Returning to the office for many is based on a sunk cost fallacy. For those of you that haven’t been acquainted with the term, a sunk cost fallacy is usually referring to decisions made based on investments that were previously made. So in this case, the argument for many leaders is we spent all this money to have an office, therefore, you should return to the office. And that’s where the fallacy comes in. These prior investments end up being the basis for justifying a return to the office.
In leadership, sometimes it’s hard to know when you should keep going and when you should throw in the towel. This can be especially true if you’ve significantly invested time/money in something very visible. But as leaders, it’s important to remember that if we make decisions based on sunk costs, we are not being objective. And if we are being objective, we shouldn’t be making decisions based on sunk costs at all!
The difference between fixed costs and sunk costs
Fixed costs are things like payroll and expenses that have ongoing costs. The return to the office argument is usually based on the amount of money spent on the office. “We have an office so we should use the office”. Or more strongly, “We have X invested in our office so we need to make the best use of it”. This is often unspoken, but it’s usually the logic behind the decision. Unfortunately, office costs are generally sunk costs rather than fixed costs.
Sunk costs are any money that you have already spent. It doesn’t matter how much has been spent; once it’s gone, it’s gone. A sunk cost fallacy is when you justify future purchases or investments by looking at past purchases instead of focusing on the future needs of your business or team. Just because you may have invested 10M dollars in an office, doesn’t mean you have to keep using that office to further benefit from that investment. Maybe it’s time to sell or lease all or part of the building. Forget about the decisions made before. Focus on the actual business need.
The Sunk Cost Trap
Throughout history, some very smart people have fallen into this trap. One of the most visible was the Concorde, the supersonic aircraft that flew from Europe to the United States. It was an impressive joint venture by France and England that flew for over 25 years. Despite how much they were losing, both governments continued to produce and fly the Concorde. Lots of people knew it would never be profitable, but they had invested so much in the project that they just kept investing more. Eventually, it was shut down in 2003.

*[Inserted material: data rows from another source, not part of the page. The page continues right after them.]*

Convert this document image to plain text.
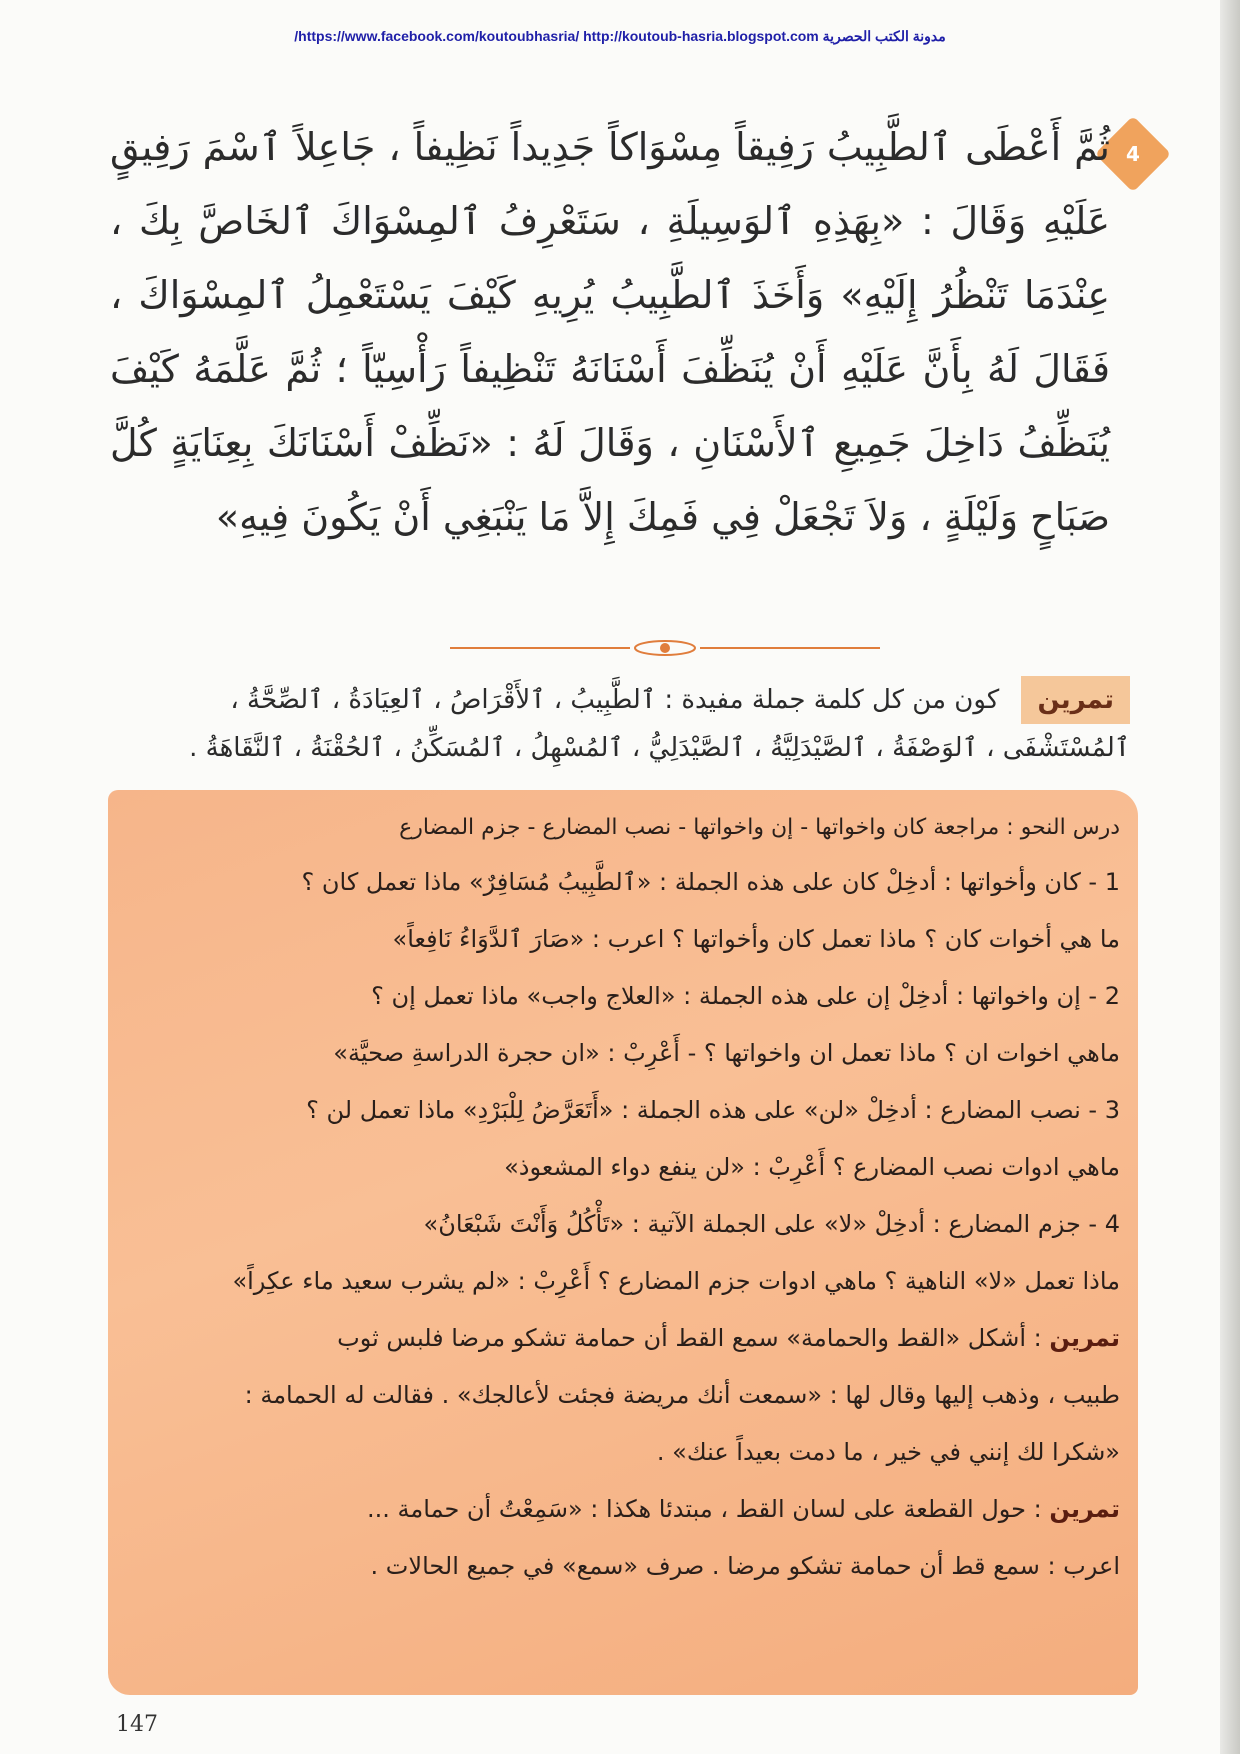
/https://www.facebook.com/koutoubhasria/ http://koutoub-hasria.blogspot.com مدونة الكتب الحصرية
4
ثُمَّ أَعْطَى ٱلطَّبِيبُ رَفِيقاً مِسْوَاكاً جَدِيداً نَظِيفاً ، جَاعِلاً ٱسْمَ رَفِيقٍ عَلَيْهِ وَقَالَ : «بِهَذِهِ ٱلوَسِيلَةِ ، سَتَعْرِفُ ٱلمِسْوَاكَ ٱلخَاصَّ بِكَ ، عِنْدَمَا تَنْظُرُ إِلَيْهِ» وَأَخَذَ ٱلطَّبِيبُ يُرِيهِ كَيْفَ يَسْتَعْمِلُ ٱلمِسْوَاكَ ، فَقَالَ لَهُ بِأَنَّ عَلَيْهِ أَنْ يُنَظِّفَ أَسْنَانَهُ تَنْظِيفاً رَأْسِيّاً ؛ ثُمَّ عَلَّمَهُ كَيْفَ يُنَظِّفُ دَاخِلَ جَمِيعِ ٱلأَسْنَانِ ، وَقَالَ لَهُ : «نَظِّفْ أَسْنَانَكَ بِعِنَايَةٍ كُلَّ صَبَاحٍ وَلَيْلَةٍ ، وَلاَ تَجْعَلْ فِي فَمِكَ إِلاَّ مَا يَنْبَغِي أَنْ يَكُونَ فِيهِ»
تمرين كون من كل كلمة جملة مفيدة : ٱلطَّبِيبُ ، ٱلأَقْرَاصُ ، ٱلعِيَادَةُ ، ٱلصِّحَّةُ ، ٱلمُسْتَشْفَى ، ٱلوَصْفَةُ ، ٱلصَّيْدَلِيَّةُ ، ٱلصَّيْدَلِيُّ ، ٱلمُسْهِلُ ، ٱلمُسَكِّنُ ، ٱلحُقْنَةُ ، ٱلنَّقَاهَةُ .
درس النحو : مراجعة كان واخواتها - إن واخواتها - نصب المضارع - جزم المضارع
1 - كان وأخواتها : أدخِلْ كان على هذه الجملة : «ٱلطَّبِيبُ مُسَافِرٌ» ماذا تعمل كان ؟
ما هي أخوات كان ؟ ماذا تعمل كان وأخواتها ؟ اعرب : «صَارَ ٱلدَّوَاءُ نَافِعاً»
2 - إن واخواتها : أدخِلْ إن على هذه الجملة : «العلاج واجب» ماذا تعمل إن ؟
ماهي اخوات ان ؟ ماذا تعمل ان واخواتها ؟ - أَعْرِبْ : «ان حجرة الدراسةِ صحيَّة»
3 - نصب المضارع : أدخِلْ «لن» على هذه الجملة : «أَتَعَرَّضُ لِلْبَرْدِ» ماذا تعمل لن ؟
ماهي ادوات نصب المضارع ؟ أَعْرِبْ : «لن ينفع دواء المشعوذ»
4 - جزم المضارع : أدخِلْ «لا» على الجملة الآتية : «تَأْكُلُ وَأَنْتَ شَبْعَانُ»
ماذا تعمل «لا» الناهية ؟ ماهي ادوات جزم المضارع ؟ أَعْرِبْ : «لم يشرب سعيد ماء عكِراً»
تمرين : أشكل «القط والحمامة» سمع القط أن حمامة تشكو مرضا فلبس ثوب
طبيب ، وذهب إليها وقال لها : «سمعت أنك مريضة فجئت لأعالجك» . فقالت له الحمامة :
«شكرا لك إنني في خير ، ما دمت بعيداً عنك» .
تمرين : حول القطعة على لسان القط ، مبتدئا هكذا : «سَمِعْتُ أن حمامة ...
اعرب : سمع قط أن حمامة تشكو مرضا . صرف «سمع» في جميع الحالات .
147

Kodak is another common brand that suffered from the sunk cost fallacy. In the 1970s. Kodak developed the digital camera, but they were so invested in their paper and chemical businesses that they told the developer not to tell anyone about it. As digital cameras from everyone except Kodak took over the world, Kodak eventually filed for bankruptcy. Many leaders don’t realize the difference between sunk costs and business expenses and that’s where the problem occurs.
What is returning to the office costing you?
Returning to the office is presenting challenges for many companies. Before trying to get your staff back to the office they don’t want to come back to, try to step back from any previous investments in your infrastructure. Most have probably already been expensed or depreciated. And if they are tangible assets, they can probably be sold or leased. If you have leased space, when can you get out of it?
Here are two representative formulas that can help you make a more informed decision.
- physical office costs X ( days remote / days worked ) X .80 = potential cost savings by reducing office space
- existing space X ( days office / days worked ) X 1.25 = estimated new space need
The reason for the multipliers in each equation is that space needs are not linear. Just because you cut your staff space need in half, doesn’t mean your actual need will be the same. Your exact numbers will vary based on your existing office setup. Feel free to adjust the formulas to fit your situation to see if returning to the office makes sense.
At the end of the day, you may still need an office. It may not be the office you have, so don’t take that off the table. Let the decision be based on a business need and not past investments that you are trying to get people to use.